For DC and Single-Phase AC Systems:

The formula is given by:

\[ A = \frac{2 \cdot \rho \cdot I \cdot L}{V_d} \]

Where:

• \(A\): Wire cross-sectional area (\(\text{m}^2\))
• \(\rho\): Resistivity of the conductor (\(\Omega \cdot \text{m}\))
• \(I\): Current (\(\text{A}\))
• \(L\): One-way cable length (\(\text{m}\))
• \(V_d\): Allowable voltage drop (\(\text{V}\))

For Three-Phase AC Systems:

The formula for three-phase systems includes the \(\sqrt{3}\) factor to account for phase relationships:

\[ A = \frac{\sqrt{3} \cdot \rho \cdot I \cdot L}{V_d} \]

The variables are the same as those for DC systems, with the inclusion of the \(\sqrt{3}\) factor for three-phase systems.

Wire Diameter Calculation:

Once the wire cross-sectional area is calculated, the wire diameter (\(D\)) can be determined using the formula:

\[ D = 2 \cdot \sqrt{\frac{A}{\pi}} \]

Key Principles

• Ohm's Law: Describes the relationship between voltage, current, and resistance: \(V = IR\).
• Voltage Drop: Refers to the reduction in voltage along the length of the wire due to resistance.
• Conductor Material: Copper and aluminum are commonly used, with copper having lower resistivity than aluminum.
• Temperature Effects: Wire resistivity increases with temperature, which is accounted for in the calculations.
• Safety Standards: Voltage drop should generally not exceed 3-5% to ensure efficiency and safety.

Example Calculations

Example 1: DC Circuit

Input:

• Voltage: 120 V
• Current: 25 A
• Distance: 100 m
• Material: Copper
• Voltage Drop: 3%
• Temperature: 50°C

Calculation:

Resistivity of copper (\(\rho\)) adjusted for temperature:

\[ \rho_{\text{adjusted}} = 1.68 \times 10^{-8} \cdot (1 + 0.00393 \cdot (50 - 20)) = 1.88 \times 10^{-8} \, \Omega \cdot \text{m} \]

Allowable voltage drop:

\[ V_d = 120 \cdot 0.03 = 3.6 \, \text{V} \]

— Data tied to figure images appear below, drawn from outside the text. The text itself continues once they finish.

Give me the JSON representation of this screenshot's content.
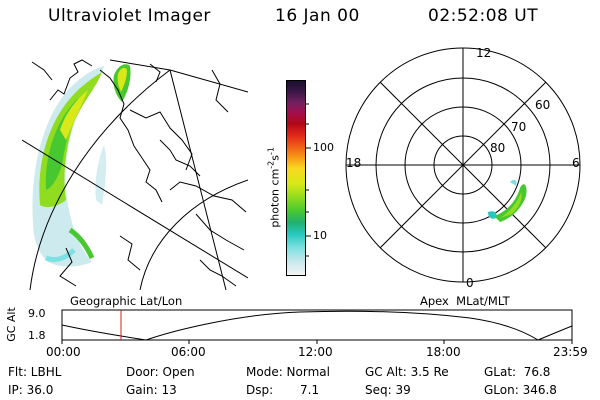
{
  "header": {
    "instrument": "Ultraviolet Imager",
    "date": "16 Jan 00",
    "time": "02:52:08 UT"
  },
  "colorbar": {
    "label": "photon cm",
    "label_sup1": "-2",
    "label_mid": "s",
    "label_sup2": "-1",
    "tick_100": "100",
    "tick_10": "10",
    "colors": [
      "#f4f4f4",
      "#c8e8ec",
      "#7ee0e0",
      "#28c8c0",
      "#20b070",
      "#48c830",
      "#90dc20",
      "#d8e818",
      "#f8d820",
      "#f8a018",
      "#f06018",
      "#e02818",
      "#b00818",
      "#a01050",
      "#702060",
      "#401848",
      "#181030"
    ]
  },
  "polar": {
    "mlt_12": "12",
    "mlt_18": "18",
    "mlt_6": "6",
    "mlt_0": "0",
    "lat_60": "60",
    "lat_70": "70",
    "lat_80": "80"
  },
  "timeline": {
    "left_label": "Geographic Lat/Lon",
    "right_label": "Apex  MLat/MLT",
    "axis_title": "GC Alt",
    "y_top": "9.0",
    "y_bottom": "1.8",
    "ticks": [
      "00:00",
      "06:00",
      "12:00",
      "18:00",
      "23:59"
    ],
    "marker_color": "#d02020"
  },
  "footer": {
    "flt": "Flt: LBHL",
    "ip": "IP: 36.0",
    "door": "Door: Open",
    "gain": "Gain: 13",
    "mode": "Mode: Normal",
    "dsp_label": "Dsp:",
    "dsp_value": "7.1",
    "gc_alt": "GC Alt: 3.5 Re",
    "seq": "Seq: 39",
    "glat": "GLat:  76.8",
    "glon": "GLon: 346.8"
  }
}
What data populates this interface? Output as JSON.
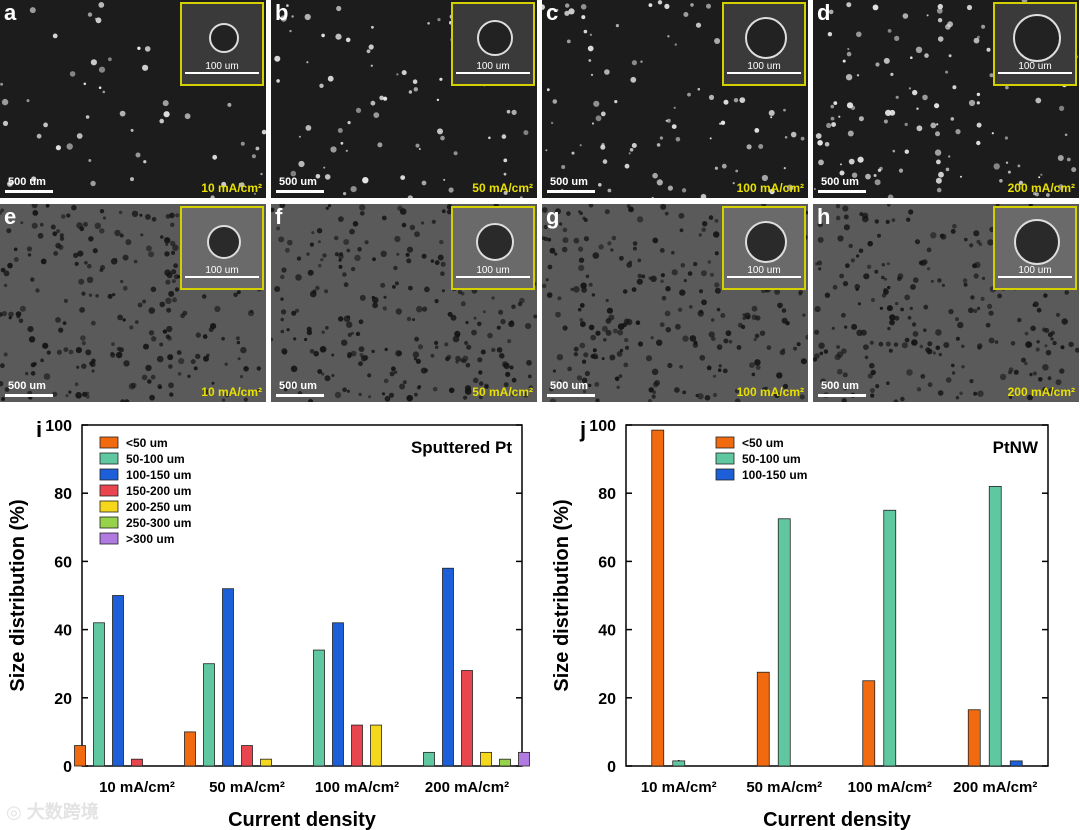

Wire cross-sectional area:

\[ A = \frac{2 \cdot 1.88 \times 10^{-8} \cdot 25 \cdot 100}{3.6} = 2.61 \times 10^{-5} \, \text{m}^2 = 26.08 \, \text{mm}^2 \]

Wire diameter:

\[ D = 2 \cdot \sqrt{\frac{26.08}{\pi}} \approx 5.77 \, \text{mm} \]

Output:

• Required Wire Cross-sectional Area: 26.08 mm²
• Wire Diameter: 5.77 mm
• Recommended Wire Gauge: 3 AWG

Example 2: Three-Phase AC Circuit

Input:

• Voltage: 415 V
• Current: 50 A
• Distance: 150 m
• Material: Aluminum
• Voltage Drop: 5%
• Temperature: 60°C

Calculation:

Resistivity of aluminum (\(\rho\)) adjusted for temperature:

\[ \rho_{\text{adjusted}} = 2.82 \times 10^{-8} \cdot (1 + 0.00403 \cdot (60 - 20)) = 3.27 \times 10^{-8} \, \Omega \cdot \text{m} \]

Allowable voltage drop:

\[ V_d = 415 \cdot 0.05 = 20.75 \, \text{V} \]

Wire cross-sectional area for three-phase system (\(\sqrt{3}\) factor applied):

\[ A = \frac{\sqrt{3} \cdot 3.27 \times 10^{-8} \cdot 50 \cdot 150}{20.75} = 2.5 \times 10^{-5} \, \text{m}^2 = 20.5 \, \text{mm}^2 \]

Wire diameter:

\[ D = 2 \cdot \sqrt{\frac{20.5}{\pi}} \approx 5.11 \, \text{mm} \]

Output:

• Required Wire Cross-sectional Area: 20.5 mm²
• Wire Diameter: 5.11 mm
• Recommended Wire Gauge: 4 AWG